Die Autorin Colleen Hoover erzählt mehr als eine banale Liebesgeschichte. Sie lenkt den Blick auf das Schicksal zweier gebrochener, vom Leben gezeichneter Charaktere. Obschon beide noch sehr jung sind, son haben sie doch schon einiges durchmachen müssen. So ist Owens Vater, ein renommierter Rechtsanwalt, seit dem Unfalltod von Frau und zweitem Sohn, tabletten- und alkoholsüchtig. Ein normales Familienleben ist seit dem verfluchten Unfall, bei dem auch noch Owen am Steuer des PKWs saß, nicht mehr denkbar. Auch Auburn hadert mit ihrer Vergangenheit. Ihre erste und große Liebe Adam starb viel zu früh ein einer unheilbaren Krankheit und der gemeinsame Sohn muss bei ihrer verhassten Schwiegermutter aufwachsen.
Gerade in dieser wenig aussichtsreichen und stark angespannten emotionalen Lage, in der sich beide befinden, schlägt die Liebe zu. Was keinesfalls konfliktfrei bleibt, denn Drogenbesitz, Sorgerecht und ein eifersüchtiger Onkel bedrohen das junge Glück...

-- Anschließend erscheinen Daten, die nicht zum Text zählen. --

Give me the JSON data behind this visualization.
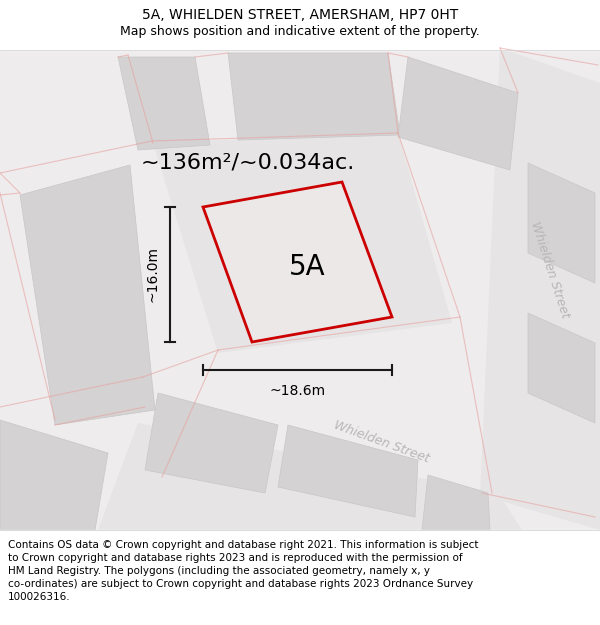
{
  "title_line1": "5A, WHIELDEN STREET, AMERSHAM, HP7 0HT",
  "title_line2": "Map shows position and indicative extent of the property.",
  "footer_lines": [
    "Contains OS data © Crown copyright and database right 2021. This information is subject",
    "to Crown copyright and database rights 2023 and is reproduced with the permission of",
    "HM Land Registry. The polygons (including the associated geometry, namely x, y",
    "co-ordinates) are subject to Crown copyright and database rights 2023 Ordnance Survey",
    "100026316."
  ],
  "area_label": "~136m²/~0.034ac.",
  "width_label": "~18.6m",
  "height_label": "~16.0m",
  "plot_label": "5A",
  "street_label_bottom": "Whielden Street",
  "street_label_right": "Whielden Street",
  "plot_edge_color": "#cc0000",
  "plot_fill_color": "#ede8e8",
  "block_fill_color": "#d4d2d2",
  "block_edge_color": "#c8c6c6",
  "road_fill_color": "#e6e4e4",
  "road_line_color": "#e8a0a0",
  "map_bg_color": "#eeecec",
  "street_label_color": "#b8b6b6",
  "dim_line_color": "#1a1a1a",
  "title_fontsize": 10,
  "subtitle_fontsize": 9,
  "footer_fontsize": 7.5,
  "area_fontsize": 16,
  "dim_fontsize": 10,
  "plot_label_fontsize": 20,
  "street_label_fontsize": 9
}
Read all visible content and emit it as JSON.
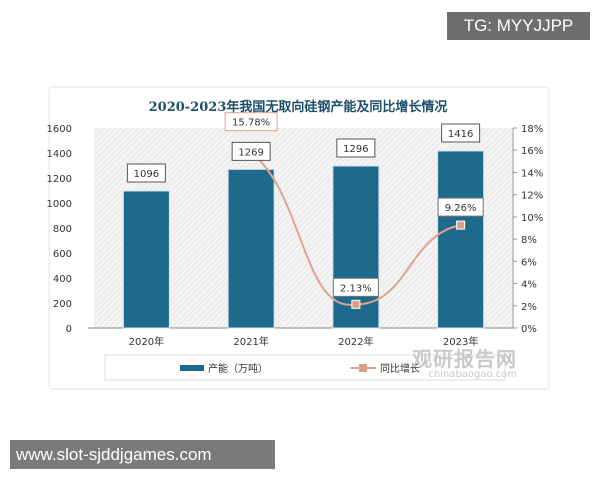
{
  "watermark_top": "TG: MYYJJPP",
  "watermark_bottom": "www.slot-sjddjgames.com",
  "logo": {
    "name": "观研报告网",
    "domain": "chinabaogao.com"
  },
  "chart_data": {
    "type": "bar+line",
    "title": "2020-2023年我国无取向硅钢产能及同比增长情况",
    "categories": [
      "2020年",
      "2021年",
      "2022年",
      "2023年"
    ],
    "series": [
      {
        "name": "产能（万吨）",
        "type": "bar",
        "axis": "left",
        "values": [
          1096,
          1269,
          1296,
          1416
        ],
        "labels": [
          "1096",
          "1269",
          "1296",
          "1416"
        ],
        "color": "#1d6a8c"
      },
      {
        "name": "同比增长",
        "type": "line",
        "axis": "right",
        "values": [
          null,
          15.78,
          2.13,
          9.26
        ],
        "labels": [
          "",
          "15.78%",
          "2.13%",
          "9.26%"
        ],
        "color": "#e0a48c"
      }
    ],
    "left_axis": {
      "range": [
        0,
        1600
      ],
      "ticks": [
        "0",
        "200",
        "400",
        "600",
        "800",
        "1000",
        "1200",
        "1400",
        "1600"
      ]
    },
    "right_axis": {
      "range": [
        0,
        18
      ],
      "ticks": [
        "0%",
        "2%",
        "4%",
        "6%",
        "8%",
        "10%",
        "12%",
        "14%",
        "16%",
        "18%"
      ]
    },
    "legend_placement": "bottom",
    "grid": false
  }
}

Colleen Hoovers Sprache ist tiefgründig, witzig, abwechslungsreich und zudem höchst emotional. Nichts wirkt kitschig oder aufgesetzt. Die schonungslose Authentizität der Hauptcharaktere zeichnet diesen Roman aus. Besonders die schmerzvollen Erlebnisse von Owen und Auburn werden eindrücklich realistisch beschrieben. Ihre Verletzlichkeit und ihre aufkeimende Zuversicht, alles hat seinen Platz. So verwundert es nicht, dass die Autorin die Geschichte abwechselnd aus Auburns und Owens Sicht erzählt. Ich habe besonders mit Owen mitgelitten, der nicht nur intellektuell und künstlerisch, sondern auch menschlich seinen Altersgenossen um Jahre voraus zu sein scheint. Seine Kunst bzw. die des von Colleen Hoover fürs Buch engagierten Künstlers ist beeindruckend. Die im Buch abgedruckten Bilder haben mir ausnahmslos gefallen. Gerade die Kombination mit den auf kleinen Notizzetteln geschriebenen Lebensbeichten empfand ich als sehr innovativ und berührend. Das folgende Bonmot von Adam hat mich dabei besonders angesprochen (S. 375 mit Bild): "Ich werde dich immer lieben. Selbst dann, wenn ich es nicht mehr kann."

FAZIT
Ein emotionaler Pageturner, den jeder einmal gelesen habe sollte. Einfach ein spannendes Jugendbuch der Extraklasse, für das ich gern mehr als 5 Sterne vergeben würde.